OpenEuphoria.org
Ticket #822:
Bad xml
-
Reported by
mattlewis
Nov 26, 2012
The rss feed sometimes results in bad xml, apparently due to encoding issues. In particular, on http://openeuphoria.org/forum/m/119918.wc:
opções
This is saved as: 70 E7 F5 65 73. Character F5 is not valid UTF8. It should be C3 B5. When I wget the feed and open it with my editor, it auto-detects the encoding as ISO-8859-15. Not sure where the encoding problem occurs (DB collation, euweb?).
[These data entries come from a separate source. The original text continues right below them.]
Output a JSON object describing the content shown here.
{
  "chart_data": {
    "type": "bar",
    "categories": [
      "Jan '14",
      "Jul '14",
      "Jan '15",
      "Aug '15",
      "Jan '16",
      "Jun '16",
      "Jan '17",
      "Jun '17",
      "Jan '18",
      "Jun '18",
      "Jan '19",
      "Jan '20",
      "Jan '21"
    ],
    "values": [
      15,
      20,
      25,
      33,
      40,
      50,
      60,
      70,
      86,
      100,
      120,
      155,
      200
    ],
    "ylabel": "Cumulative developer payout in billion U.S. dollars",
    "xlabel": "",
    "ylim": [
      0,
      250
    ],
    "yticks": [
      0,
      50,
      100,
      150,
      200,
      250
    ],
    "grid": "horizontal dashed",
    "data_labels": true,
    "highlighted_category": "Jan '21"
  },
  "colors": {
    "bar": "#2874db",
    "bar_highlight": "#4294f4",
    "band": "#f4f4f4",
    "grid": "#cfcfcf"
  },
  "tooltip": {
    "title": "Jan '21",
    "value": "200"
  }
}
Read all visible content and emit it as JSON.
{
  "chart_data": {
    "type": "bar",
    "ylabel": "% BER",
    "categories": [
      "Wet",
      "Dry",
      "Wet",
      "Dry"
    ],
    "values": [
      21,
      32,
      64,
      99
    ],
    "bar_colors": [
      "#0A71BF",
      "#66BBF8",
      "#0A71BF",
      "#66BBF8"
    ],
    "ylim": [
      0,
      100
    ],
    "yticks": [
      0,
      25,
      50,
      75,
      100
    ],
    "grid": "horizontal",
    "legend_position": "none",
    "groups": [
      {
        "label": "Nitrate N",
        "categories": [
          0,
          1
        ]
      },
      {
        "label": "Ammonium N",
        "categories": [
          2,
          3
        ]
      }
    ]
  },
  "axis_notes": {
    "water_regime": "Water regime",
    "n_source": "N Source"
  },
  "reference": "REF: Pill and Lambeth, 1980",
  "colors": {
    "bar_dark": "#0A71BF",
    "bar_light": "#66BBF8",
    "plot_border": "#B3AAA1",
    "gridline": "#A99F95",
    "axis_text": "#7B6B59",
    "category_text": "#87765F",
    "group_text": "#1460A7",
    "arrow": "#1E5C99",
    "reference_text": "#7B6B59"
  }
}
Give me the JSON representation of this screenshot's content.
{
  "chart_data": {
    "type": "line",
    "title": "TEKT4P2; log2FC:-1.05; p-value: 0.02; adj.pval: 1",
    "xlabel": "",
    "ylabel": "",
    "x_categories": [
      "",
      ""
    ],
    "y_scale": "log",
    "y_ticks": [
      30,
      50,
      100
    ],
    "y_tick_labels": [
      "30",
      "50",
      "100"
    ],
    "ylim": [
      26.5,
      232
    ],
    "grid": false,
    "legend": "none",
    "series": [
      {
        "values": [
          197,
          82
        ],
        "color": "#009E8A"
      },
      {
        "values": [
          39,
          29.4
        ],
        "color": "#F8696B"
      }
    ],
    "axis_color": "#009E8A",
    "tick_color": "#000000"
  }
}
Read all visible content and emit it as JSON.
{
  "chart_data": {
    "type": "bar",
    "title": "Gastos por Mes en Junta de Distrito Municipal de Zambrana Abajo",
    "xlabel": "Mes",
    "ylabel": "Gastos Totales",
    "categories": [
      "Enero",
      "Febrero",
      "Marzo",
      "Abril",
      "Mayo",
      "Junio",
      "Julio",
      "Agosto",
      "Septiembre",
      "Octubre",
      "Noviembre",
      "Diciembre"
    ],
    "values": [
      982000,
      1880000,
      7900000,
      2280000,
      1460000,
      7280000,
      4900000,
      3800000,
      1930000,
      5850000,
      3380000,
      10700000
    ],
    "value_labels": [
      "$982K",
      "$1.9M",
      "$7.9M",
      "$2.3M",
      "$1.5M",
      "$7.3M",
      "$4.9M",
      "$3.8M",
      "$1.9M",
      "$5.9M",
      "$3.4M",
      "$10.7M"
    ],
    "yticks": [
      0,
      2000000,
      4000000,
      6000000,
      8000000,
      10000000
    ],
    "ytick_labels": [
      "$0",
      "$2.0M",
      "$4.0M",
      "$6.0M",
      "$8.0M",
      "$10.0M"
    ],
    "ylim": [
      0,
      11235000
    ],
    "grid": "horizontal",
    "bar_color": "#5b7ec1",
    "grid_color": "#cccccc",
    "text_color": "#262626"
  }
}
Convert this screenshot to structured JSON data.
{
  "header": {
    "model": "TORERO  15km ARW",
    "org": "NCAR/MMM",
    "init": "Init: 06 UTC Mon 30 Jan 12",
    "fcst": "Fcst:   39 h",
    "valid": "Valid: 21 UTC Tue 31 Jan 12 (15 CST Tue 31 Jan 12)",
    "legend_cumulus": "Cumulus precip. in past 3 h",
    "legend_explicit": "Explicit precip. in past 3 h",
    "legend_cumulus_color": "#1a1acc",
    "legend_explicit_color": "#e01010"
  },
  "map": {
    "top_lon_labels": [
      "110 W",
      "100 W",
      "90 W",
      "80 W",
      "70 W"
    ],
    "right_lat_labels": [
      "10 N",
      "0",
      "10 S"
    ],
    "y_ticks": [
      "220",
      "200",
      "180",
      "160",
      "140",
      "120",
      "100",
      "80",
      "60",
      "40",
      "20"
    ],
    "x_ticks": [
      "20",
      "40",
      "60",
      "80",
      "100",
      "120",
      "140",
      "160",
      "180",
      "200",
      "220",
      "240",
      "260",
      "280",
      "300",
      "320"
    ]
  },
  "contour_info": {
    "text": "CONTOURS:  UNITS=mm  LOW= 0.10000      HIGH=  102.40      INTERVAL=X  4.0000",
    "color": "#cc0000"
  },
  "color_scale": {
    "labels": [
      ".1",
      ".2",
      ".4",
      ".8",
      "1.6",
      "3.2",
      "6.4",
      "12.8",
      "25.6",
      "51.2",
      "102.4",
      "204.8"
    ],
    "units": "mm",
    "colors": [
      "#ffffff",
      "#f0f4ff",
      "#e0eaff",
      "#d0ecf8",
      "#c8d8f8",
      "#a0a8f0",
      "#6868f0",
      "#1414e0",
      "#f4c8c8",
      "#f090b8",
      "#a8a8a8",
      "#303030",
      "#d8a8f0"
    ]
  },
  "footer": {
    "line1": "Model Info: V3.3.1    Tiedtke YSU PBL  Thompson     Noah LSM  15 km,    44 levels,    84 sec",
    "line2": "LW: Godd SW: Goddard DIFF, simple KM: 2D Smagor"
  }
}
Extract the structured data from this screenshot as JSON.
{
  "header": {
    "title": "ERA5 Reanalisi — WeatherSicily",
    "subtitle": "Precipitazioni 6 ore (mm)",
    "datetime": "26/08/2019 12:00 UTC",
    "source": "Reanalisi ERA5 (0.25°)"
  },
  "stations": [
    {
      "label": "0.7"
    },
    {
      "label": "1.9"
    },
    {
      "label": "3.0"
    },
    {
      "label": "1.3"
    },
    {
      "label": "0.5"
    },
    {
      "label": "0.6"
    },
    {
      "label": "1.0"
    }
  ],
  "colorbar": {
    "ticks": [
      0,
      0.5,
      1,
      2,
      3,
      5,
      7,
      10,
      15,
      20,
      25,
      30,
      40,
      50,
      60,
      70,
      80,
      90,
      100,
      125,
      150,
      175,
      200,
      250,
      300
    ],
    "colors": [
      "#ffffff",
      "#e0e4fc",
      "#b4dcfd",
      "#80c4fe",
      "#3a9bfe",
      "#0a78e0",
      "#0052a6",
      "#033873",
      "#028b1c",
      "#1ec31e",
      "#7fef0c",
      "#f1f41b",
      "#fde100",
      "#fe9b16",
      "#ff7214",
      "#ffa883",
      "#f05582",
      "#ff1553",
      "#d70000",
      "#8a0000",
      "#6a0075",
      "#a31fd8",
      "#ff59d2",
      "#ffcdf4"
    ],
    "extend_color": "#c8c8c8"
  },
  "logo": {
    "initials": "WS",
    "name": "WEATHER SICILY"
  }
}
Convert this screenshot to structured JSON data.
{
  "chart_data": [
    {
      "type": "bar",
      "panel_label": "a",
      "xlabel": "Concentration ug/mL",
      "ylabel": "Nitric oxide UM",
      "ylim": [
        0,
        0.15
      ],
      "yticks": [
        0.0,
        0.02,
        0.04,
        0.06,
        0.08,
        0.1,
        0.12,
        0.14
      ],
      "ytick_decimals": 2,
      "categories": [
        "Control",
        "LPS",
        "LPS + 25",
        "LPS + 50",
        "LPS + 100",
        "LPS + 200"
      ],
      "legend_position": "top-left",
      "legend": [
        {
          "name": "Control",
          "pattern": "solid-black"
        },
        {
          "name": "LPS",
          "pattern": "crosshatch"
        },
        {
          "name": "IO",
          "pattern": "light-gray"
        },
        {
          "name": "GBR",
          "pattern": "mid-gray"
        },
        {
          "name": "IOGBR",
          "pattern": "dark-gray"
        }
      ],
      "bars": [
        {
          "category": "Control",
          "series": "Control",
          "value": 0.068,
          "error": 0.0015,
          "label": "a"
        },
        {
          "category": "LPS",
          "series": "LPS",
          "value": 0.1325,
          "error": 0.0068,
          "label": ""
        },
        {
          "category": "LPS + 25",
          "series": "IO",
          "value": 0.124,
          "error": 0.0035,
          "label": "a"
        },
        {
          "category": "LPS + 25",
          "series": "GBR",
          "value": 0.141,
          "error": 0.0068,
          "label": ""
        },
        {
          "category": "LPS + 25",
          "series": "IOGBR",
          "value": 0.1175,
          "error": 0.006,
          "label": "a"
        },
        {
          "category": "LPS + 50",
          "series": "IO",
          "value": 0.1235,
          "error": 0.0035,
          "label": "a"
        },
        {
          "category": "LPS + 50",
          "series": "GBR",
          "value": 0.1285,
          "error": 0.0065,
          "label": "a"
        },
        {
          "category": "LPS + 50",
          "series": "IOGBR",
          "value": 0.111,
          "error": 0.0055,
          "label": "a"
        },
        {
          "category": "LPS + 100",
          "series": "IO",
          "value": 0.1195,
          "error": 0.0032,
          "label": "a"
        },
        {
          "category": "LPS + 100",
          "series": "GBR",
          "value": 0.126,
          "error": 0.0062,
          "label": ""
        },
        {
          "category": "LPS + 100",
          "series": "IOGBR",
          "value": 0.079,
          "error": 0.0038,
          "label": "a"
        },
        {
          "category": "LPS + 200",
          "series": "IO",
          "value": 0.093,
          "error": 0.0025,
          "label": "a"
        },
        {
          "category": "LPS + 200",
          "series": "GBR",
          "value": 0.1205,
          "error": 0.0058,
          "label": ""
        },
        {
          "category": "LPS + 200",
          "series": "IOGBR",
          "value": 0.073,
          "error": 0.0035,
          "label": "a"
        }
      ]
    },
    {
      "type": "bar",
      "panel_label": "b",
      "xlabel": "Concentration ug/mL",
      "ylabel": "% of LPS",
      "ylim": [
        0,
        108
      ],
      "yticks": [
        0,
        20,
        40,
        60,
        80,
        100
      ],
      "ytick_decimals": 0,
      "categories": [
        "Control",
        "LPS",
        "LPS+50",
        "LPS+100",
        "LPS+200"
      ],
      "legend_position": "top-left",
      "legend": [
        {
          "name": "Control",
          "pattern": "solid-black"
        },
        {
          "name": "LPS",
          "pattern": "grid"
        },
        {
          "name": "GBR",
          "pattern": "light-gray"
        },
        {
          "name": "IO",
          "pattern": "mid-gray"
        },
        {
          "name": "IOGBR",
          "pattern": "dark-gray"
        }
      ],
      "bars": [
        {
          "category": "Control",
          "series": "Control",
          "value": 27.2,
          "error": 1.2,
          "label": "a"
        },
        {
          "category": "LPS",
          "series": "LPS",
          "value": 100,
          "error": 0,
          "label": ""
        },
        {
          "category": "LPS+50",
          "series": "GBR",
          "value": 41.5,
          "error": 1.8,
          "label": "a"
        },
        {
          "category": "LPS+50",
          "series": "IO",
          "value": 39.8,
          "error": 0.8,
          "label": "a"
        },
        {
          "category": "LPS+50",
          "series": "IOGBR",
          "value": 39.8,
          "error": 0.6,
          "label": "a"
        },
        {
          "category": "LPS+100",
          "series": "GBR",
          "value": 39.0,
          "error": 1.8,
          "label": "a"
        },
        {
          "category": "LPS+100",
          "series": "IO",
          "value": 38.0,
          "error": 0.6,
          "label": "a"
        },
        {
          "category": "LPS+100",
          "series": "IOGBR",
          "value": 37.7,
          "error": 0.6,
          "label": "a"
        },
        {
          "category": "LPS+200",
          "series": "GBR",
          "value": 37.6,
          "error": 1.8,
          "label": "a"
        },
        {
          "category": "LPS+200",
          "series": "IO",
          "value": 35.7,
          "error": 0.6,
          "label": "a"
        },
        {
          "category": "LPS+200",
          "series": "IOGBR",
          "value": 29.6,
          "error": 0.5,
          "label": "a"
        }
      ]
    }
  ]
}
This problem causes problems for RSS readers that only display feeds with correct XML.
Details
1. Comment by mattlewis
Nov 27, 2012
Actually, that post, while failing validation, seems ok in my reader. It was actually the original post that was problematic. It had some weird character data in there (I edited it to get rid of the bad data):
<p> &lt;eucode&gt; &lt;/eucode&gt;</p>
After the first
>, there are the bytes 1A AD, which cause validation to fail.
2. Comment by mattlewis
Nov 29, 2012
I tried adding a wrapper around iconv to sanitize the UTF-8, but that leaves in the 1A character, which seems to be bad for RSS. A simple removal of '1A's seems to fix the feed as far as that goes, though the sanitization might be good to have anyways.
(See code in the test directory tree on openeuphoria.org.)